Starting IIN on Monday: Day One: Showing Up Anyway

Today is Monday.
Today is my first official day in the Institute for Integrative Nutrition Health Coach Training 

And if I’m being honest, today feels awful.

My nervous system feels loud and fragile. My digestion feels heavy, stuck, and uncooperative..like I’m moving in wet cement. I feel droopy (heavy lids/burning eyes (and not from lack of sleep), foggy, burning legs/shoulders, and extremely uncomfortable, with that familiar sensation of being trapped in my own body, especially through my transverse colon. It’s not subtle, and it makes sitting still hard and focusing even harder.

YET here I am.

I’m sitting at my computer, watching the first modules as my body screams at me. Part of me wonders how I can possibly commit to something new when I feel this depleted. BUT I SHALL CONTINUE MOVING FORWARD.

This program is more than coursework for me. It is an ANCHOR. A place to plant my feet when my body feels unreliable. I HAVE to convince myself that things are getting better, and this will help me do just that.

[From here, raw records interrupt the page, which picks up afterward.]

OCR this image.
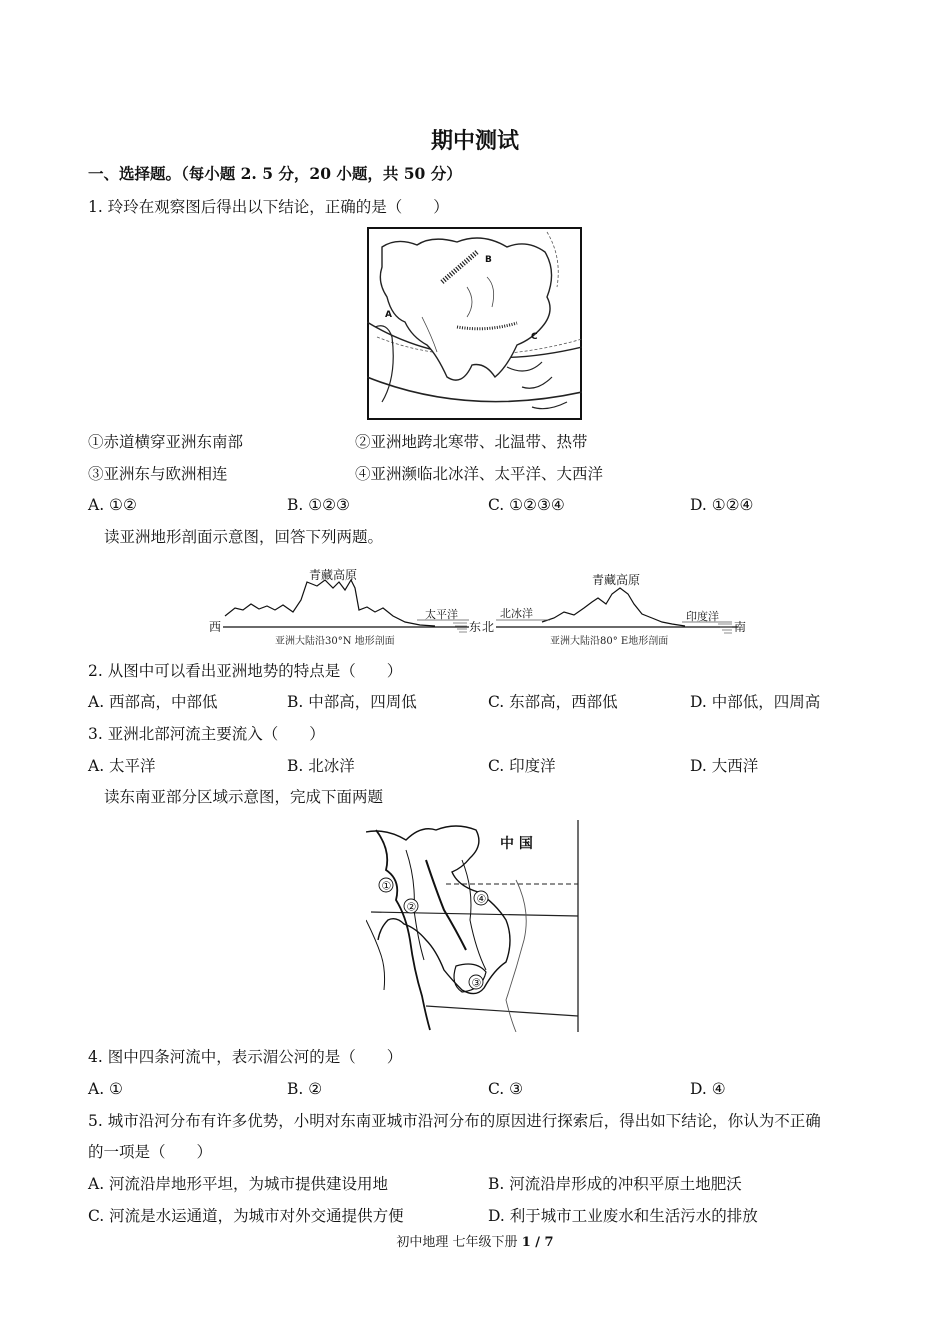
期中测试
一、选择题。（每小题 2. 5 分，20 小题，共 50 分）
1. 玲玲在观察图后得出以下结论，正确的是（　　）
B
A
C
①赤道横穿亚洲东南部	②亚洲地跨北寒带、北温带、热带
③亚洲东与欧洲相连	④亚洲濒临北冰洋、太平洋、大西洋
A. ①②	B. ①②③	C. ①②③④	D. ①②④
读亚洲地形剖面示意图，回答下列两题。
青藏高原
太平洋
西	东
亚洲大陆沿30°N 地形剖面
青藏高原
北冰洋	印度洋
北	南
亚洲大陆沿80° E地形剖面
2. 从图中可以看出亚洲地势的特点是（　　）
A. 西部高，中部低	B. 中部高，四周低	C. 东部高，西部低	D. 中部低，四周高
3. 亚洲北部河流主要流入（　　）
A. 太平洋	B. 北冰洋	C. 印度洋	D. 大西洋
读东南亚部分区域示意图，完成下面两题
中 国
①
②
③
④
4. 图中四条河流中，表示湄公河的是（　　）
A. ①	B. ②	C. ③	D. ④
5. 城市沿河分布有许多优势，小明对东南亚城市沿河分布的原因进行探索后，得出如下结论，你认为不正确
的一项是（　　）
A. 河流沿岸地形平坦，为城市提供建设用地	B. 河流沿岸形成的冲积平原土地肥沃
C. 河流是水运通道，为城市对外交通提供方便	D. 利于城市工业废水和生活污水的排放
初中地理 七年级下册 1 / 7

I have spent years in a vicious cycle: underfeeding myself (thinking I wasn’t), then overcorrecting my gut in the name of healing. Too little. Too much. Restriction. Intervention. Hope. Disappointment. Rinse and Repeat; AND somewhere along the way, my nervous system learned to stay on high alert, and my digestion learned to freeze. WHAT THE HECK? This is not “Googleable,” so I feel crazy. Like, what is WRONG WITH ME!

But today, I’m choosing a different posture.

STEADFASTNESS

I don’t feel good today. I don’t feel strong. I don’t feel clear. What I feel is tired and uncomfortable and unsure. But I have to have: HOPE. HOPE is that education will help me understand my body with more compassion instead of judgment. Hope that learning how to coach others will continue to teach me how to listen (gotta learn to myself first!….hard.) Hope that this very suffering will one day be the GENESIS from which I help others heal.

Because if there’s one thing I know already, it’s this:

NOBODY who hasn’t sat in this kind of discomfort can truly understand it. And one day, when I sit across from someone who feels stuck, afraid, bloated, exhausted, and hopeless, I will not rush them. I will not minimize them. I will not try to fix them too fast. I’ll just LISTEN. I’ll AFFIRM them. I will bring compassion, drive, and an overcoming attitude not because I read about it, but because I lived it.

And I am choosing to believe that this is part of turning the corner. That this commitment will matter. That healing doesn’t always start when you feel better… sometimes it starts when you decide not to give up.

Today, I BEGAN, and I plant a seed, and someday, I pray, I will pay it forward.